Cantiere centrodestra

Centrodestra, Salvini risponde a Berlusconi: noi alla guida o niente

Il leader della Lega Nord ha le idee chiare: in un ipotetico governo di centrodestra, la Lega non dovrà essere seconda a nessuno. Tutt'altro: dovrà essere la forza politica trainante, ed esprimere il candidato premier

Il presidente di Forza Italia Silvio Berlusconi e il leader della Lega Matteo Salvini
Il presidente di Forza Italia Silvio Berlusconi e il leader della Lega Matteo Salvini (ANSA)

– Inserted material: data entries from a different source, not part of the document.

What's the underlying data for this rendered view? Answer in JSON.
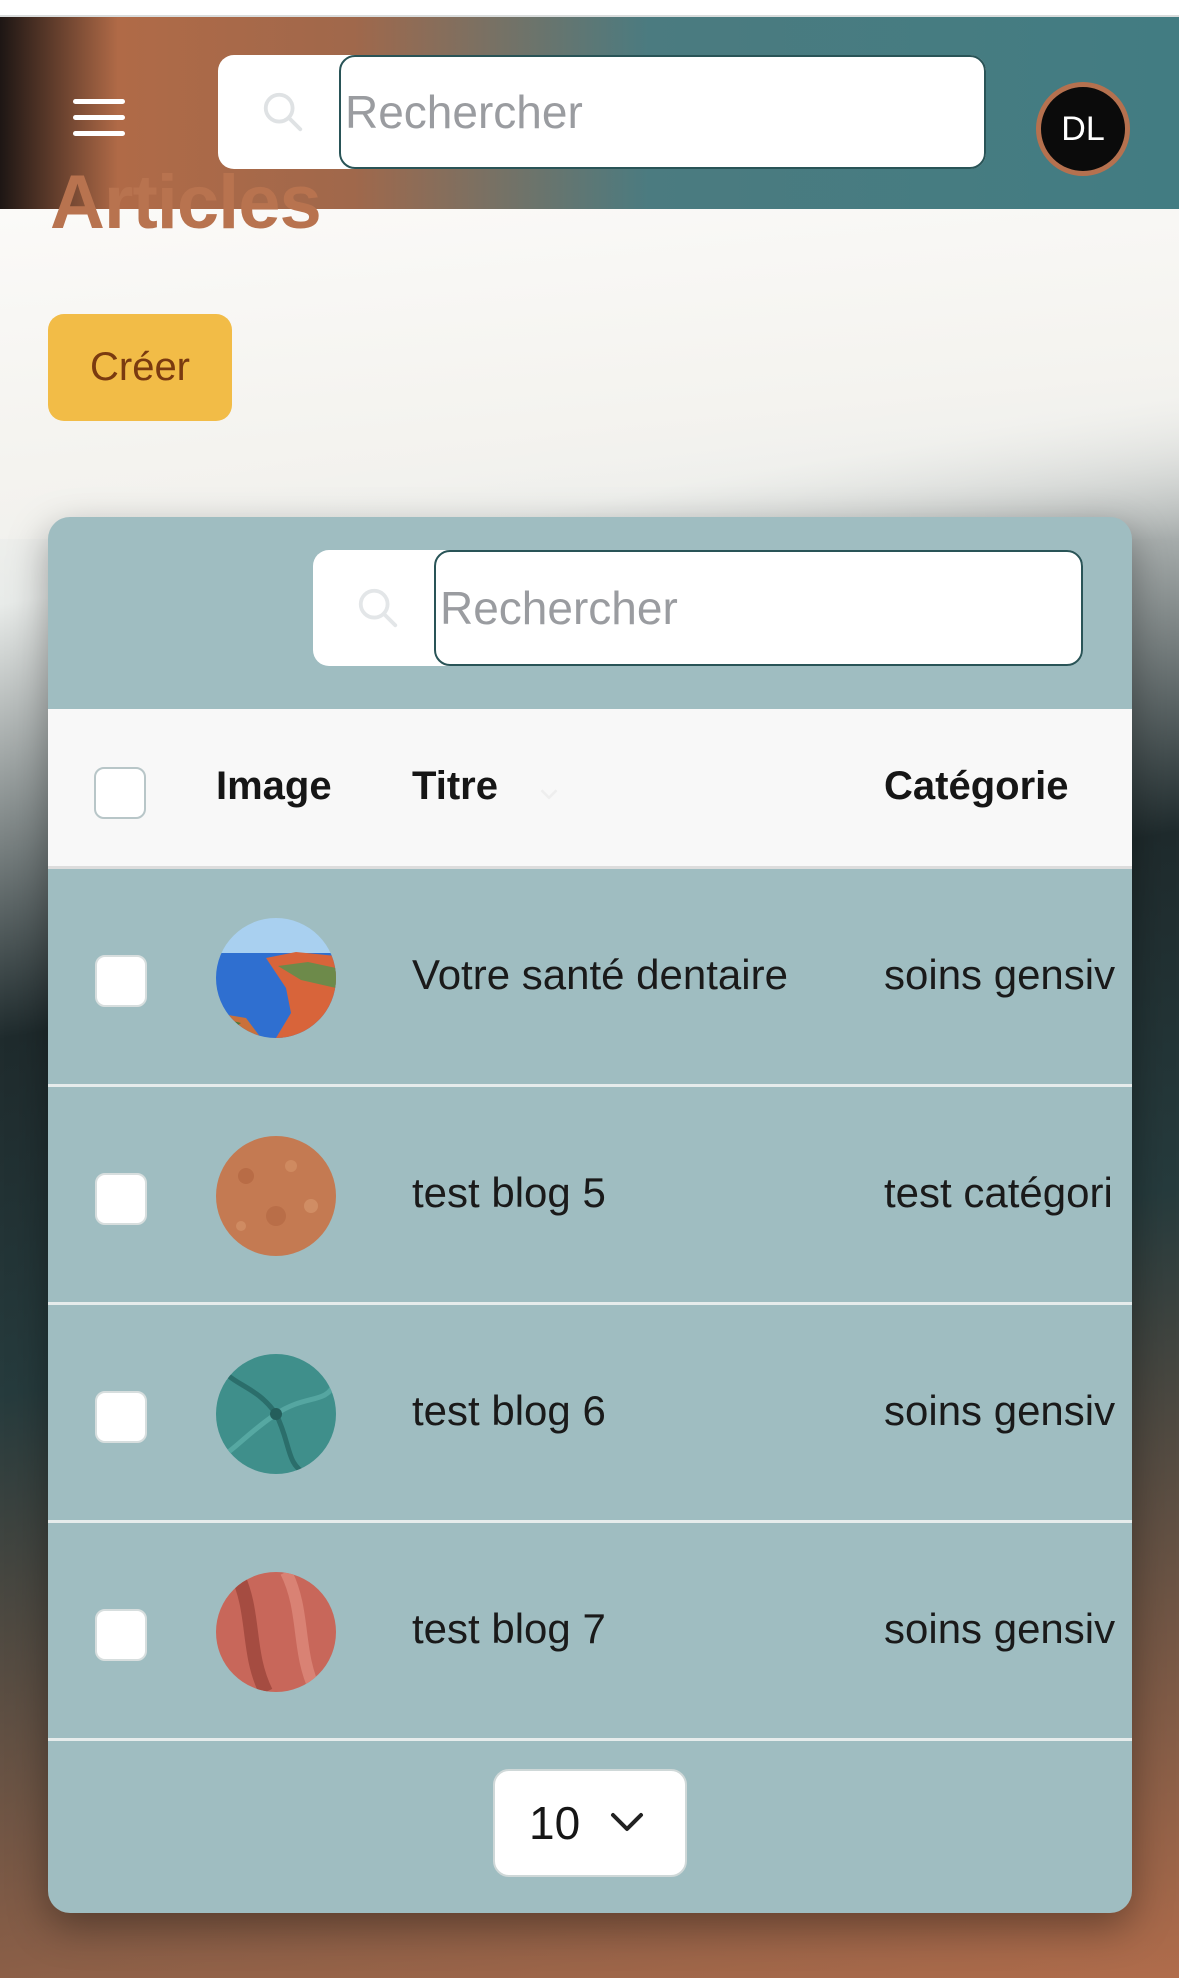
{
  "header": {
    "search_placeholder": "Rechercher",
    "avatar_initials": "DL"
  },
  "page": {
    "title": "Articles",
    "create_label": "Créer"
  },
  "table": {
    "search_placeholder": "Rechercher",
    "columns": [
      "Image",
      "Titre",
      "Catégorie"
    ],
    "rows": [
      {
        "image": "coastline-photo",
        "title": "Votre santé dentaire",
        "category": "soins gensiv"
      },
      {
        "image": "terracotta-texture",
        "title": "test blog 5",
        "category": "test catégori"
      },
      {
        "image": "teal-fabric-swirl",
        "title": "test blog 6",
        "category": "soins gensiv"
      },
      {
        "image": "rose-fabric",
        "title": "test blog 7",
        "category": "soins gensiv"
      }
    ],
    "page_size": "10"
  },
  "colors": {
    "brand_terracotta": "#b8734f",
    "header_teal": "#427c82",
    "card_bg": "#9fbdc1",
    "create_button": "#f2bc47",
    "create_text": "#7a3a10"
  },
  "icons": {
    "menu": "hamburger-icon",
    "search": "search-icon",
    "dropdown": "chevron-down-icon"
  }
}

ROMA - Il leader della Lega Nord ha le idee chiare: in un ipotetico governo di centrodestra, la Lega non dovrà essere seconda a nessuno. Tutt'altro: dovrà essere la forza politica trainante, ed esprimere il candidato premier. Non ci gira intorno Matteo Salvini nella sua ultima intervista a Repubblica, e afferma: «Mi fido dei sondaggi dei supermercati e delle spiagge visitate questa estate. È finito il tempo della Lega piccola e al rimorchio. Ora gli elettori di centrodestra ci dicono: o voi o niente». Salvini commenta così le ultime dichiarazioni di Silvio Berlusconi, che ha detto che Forza Italia guiderà il centrodestra nel solco della tradizione del Ppe. «Nei prossimi mesi ci attende una battaglia durissima, decisiva per il futuro del centro-destra e del Paese. Forza Italia ha il compito di guidarla, per tornare a governare, nel solco delle idee del Partito Popolare europeo, con i nostri programmi liberali fondati sui nostri valori cristiani», aveva affermato l'ex premier.

Priorità
Un piano in cui Salvini non si riconosce affatto. Anche perché nel Partito popolare europeo c'è Angela Merkel, che la Lega ha sempre duramente contestato accusandola di aver forgiato un'Europa a propria immagine e somiglianza. "Ognuno ha la sua priorità - ha aggiunto Salvini - la mia è andare al governo dopo sei anni di esecutivi tecnici e minestroni a guida centrosinistra, coi risultati che abbiamo sotto gli occhi. Se la legge elettorale resta questa, decideranno gli elettori chi guiderà la coalizione».

Legge maggioritaria
A proposito della possibilità di presentare una proposta unica di riforma della legge elettorale col centrodestra, Salvini ha risposto: «A patto che sia maggioritaria, che consenta al cittadino di scegliere per chi votare. Pronti a sostenere domattina una legge maggioritaria: Mattarellum, Rosatellum, facciano loro, ma temo e sono quasi certo che resterà questa».

Un progetto nazionale
Infine, guardando a Pontida e al lancio della 'Lega nazionale', Salvini ha riferito che «simbolo e nome resteranno immutati. Ma il mio progetto è nazionale, si rivolge a sessanta milioni di italiani e a cinque milioni di immigrati regolari che hanno i miei stessi diritti e doveri».